阮萍攥緊拳頭,重重一錘桌子:“他嘴裡嚼蛆!沒一句實話!”
“那是他自己店裡虧損嚴重,為了降低成本,故意去買輻射國來的死魚死海鮮!”
“我家店的牌子都快存在一百年了,我能看他壞我阮家名聲?我肯定舉報他!”
“你們等著!我有證據!”
阮萍站起身,跑到後面的桌臺後面,從裡面掏出一沓資料。
有她哥親自接手輻射魚的照片,有她哥給錢的收據。
謝寧珺默默點頭。
就是說,兄妹倆都承認,舉報是事實。
但是,阮清口述的時候,就直接把前因給省略了,搞得好像是他妹妹無緣無故就惡意舉報一樣。
但其實不是惡意舉報,是正規舉報。
阮萍繼續說:“至於偷稅漏稅,那不是我舉報,是他自己違反國家規定走私死魚,沒辦法報稅,人家工商局自己查到的,是阮清自己把自己給逼上絕路的!”
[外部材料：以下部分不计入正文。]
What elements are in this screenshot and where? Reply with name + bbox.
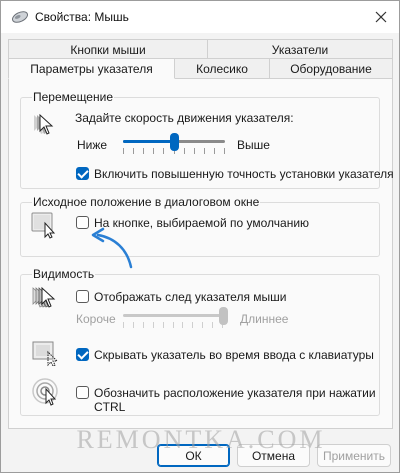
group-title-movement: Перемещение bbox=[32, 90, 114, 104]
trails-slider-thumb[interactable] bbox=[218, 307, 228, 325]
slider-tick bbox=[142, 322, 144, 328]
mouse-properties-window: Свойства: Мышь Кнопки мыши Указатели Пар… bbox=[0, 0, 400, 473]
slider-tick bbox=[193, 148, 195, 154]
hide-while-typing-checkbox[interactable] bbox=[76, 348, 89, 361]
close-button[interactable] bbox=[369, 5, 393, 29]
tab-pointer-options[interactable]: Параметры указателя bbox=[8, 58, 175, 79]
ok-button-label: ОК bbox=[185, 448, 202, 463]
tab-mouse-buttons[interactable]: Кнопки мыши bbox=[8, 39, 208, 60]
trails-longer-label: Длиннее bbox=[240, 312, 289, 326]
group-title-snap-to: Исходное положение в диалоговом окне bbox=[32, 195, 261, 209]
pointer-trails-checkbox[interactable] bbox=[76, 290, 89, 303]
slider-tick bbox=[163, 148, 165, 154]
slider-tick bbox=[202, 322, 204, 328]
slider-tick bbox=[133, 148, 135, 154]
speed-label: Задайте скорость движения указателя: bbox=[75, 111, 294, 125]
title-bar: Свойства: Мышь bbox=[1, 1, 399, 33]
tab-label: Оборудование bbox=[290, 61, 372, 76]
mouse-icon bbox=[12, 11, 28, 23]
show-location-ctrl-label-line1: Обозначить расположение указателя при на… bbox=[94, 386, 376, 400]
enhance-precision-label: Включить повышенную точность установки у… bbox=[94, 167, 394, 181]
slider-tick bbox=[182, 322, 184, 328]
enhance-precision-checkbox[interactable] bbox=[76, 167, 89, 180]
hide-while-typing-icon bbox=[32, 341, 59, 367]
cancel-button-label: Отмена bbox=[251, 448, 296, 463]
tab-label: Параметры указателя bbox=[30, 61, 153, 76]
speed-faster-label: Выше bbox=[237, 138, 270, 152]
slider-tick bbox=[192, 322, 194, 328]
tab-wheel[interactable]: Колесико bbox=[174, 58, 270, 79]
trails-shorter-label: Короче bbox=[76, 312, 116, 326]
pointer-speed-icon bbox=[34, 113, 54, 135]
show-location-ctrl-label-line2: CTRL bbox=[94, 400, 126, 414]
show-location-ctrl-icon bbox=[32, 378, 58, 406]
slider-tick bbox=[153, 148, 155, 154]
hide-while-typing-label: Скрывать указатель во время ввода с клав… bbox=[94, 348, 374, 362]
slider-tick bbox=[224, 148, 225, 154]
slider-tick bbox=[213, 148, 215, 154]
slider-tick bbox=[172, 322, 174, 328]
slider-tick bbox=[162, 322, 164, 328]
tab-label: Указатели bbox=[271, 42, 329, 57]
apply-button[interactable]: Применить bbox=[317, 444, 391, 467]
trails-slider-track[interactable] bbox=[123, 314, 223, 317]
window-title: Свойства: Мышь bbox=[35, 10, 129, 24]
apply-button-label: Применить bbox=[322, 448, 385, 463]
close-icon bbox=[375, 11, 387, 23]
slider-tick bbox=[143, 148, 145, 154]
tab-label: Колесико bbox=[196, 61, 248, 76]
pointer-trails-icon bbox=[32, 286, 56, 308]
show-location-ctrl-checkbox[interactable] bbox=[76, 386, 89, 399]
annotation-arrow-icon bbox=[91, 227, 133, 269]
tab-pointers[interactable]: Указатели bbox=[207, 39, 393, 60]
speed-slider-thumb[interactable] bbox=[169, 133, 179, 151]
slider-tick bbox=[203, 148, 205, 154]
slider-tick bbox=[123, 148, 124, 154]
slider-tick bbox=[152, 322, 154, 328]
speed-slower-label: Ниже bbox=[77, 138, 108, 152]
tab-hardware[interactable]: Оборудование bbox=[269, 58, 393, 79]
ok-button[interactable]: ОК bbox=[157, 444, 230, 467]
slider-tick bbox=[183, 148, 185, 154]
slider-tick bbox=[123, 322, 124, 328]
trails-slider-ticks bbox=[123, 322, 223, 328]
cancel-button[interactable]: Отмена bbox=[237, 444, 310, 467]
snap-to-default-icon bbox=[31, 212, 56, 239]
slider-tick bbox=[212, 322, 214, 328]
pointer-trails-label: Отображать след указателя мыши bbox=[94, 290, 287, 304]
slider-tick bbox=[132, 322, 134, 328]
tab-label: Кнопки мыши bbox=[70, 42, 146, 57]
speed-slider-fill bbox=[123, 140, 174, 143]
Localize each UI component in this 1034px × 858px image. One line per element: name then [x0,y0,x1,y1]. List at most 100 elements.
“他有什麼資格,有什麼資格……有什麼資格對我女兒下手!”
一直以兇悍面目示人的女人再也忍不住了,捂著臉痛哭起來。
對面,謝寧珺和謝執都沒有言語,安安靜靜等她發洩完。
謝寧珺看她哭得這麼傷心,挺有觸動的,畢竟是個失去孩子的母親。
但是她怕還有反轉,所以沒有立馬說出什麼安撫的話來。
她偷偷望向謝執,見他很平靜,很理智。
他的眼底,始終帶著若有若無的微笑。
謝寧珺一開始是覺得,他脾氣好,不管別人怎麼樣,他都斯斯文文的。
但現在看,他好像是……完全不能共情別人?
無論是悲傷,還是憤怒……他都這幅置身事外的樣子?
阮萍哭了好幾分鐘,才深吸一口氣,止住眼淚。
她抬眼看向謝執:“說吧,多少錢才能給我開個精神病證明?我一定要以牙還牙!”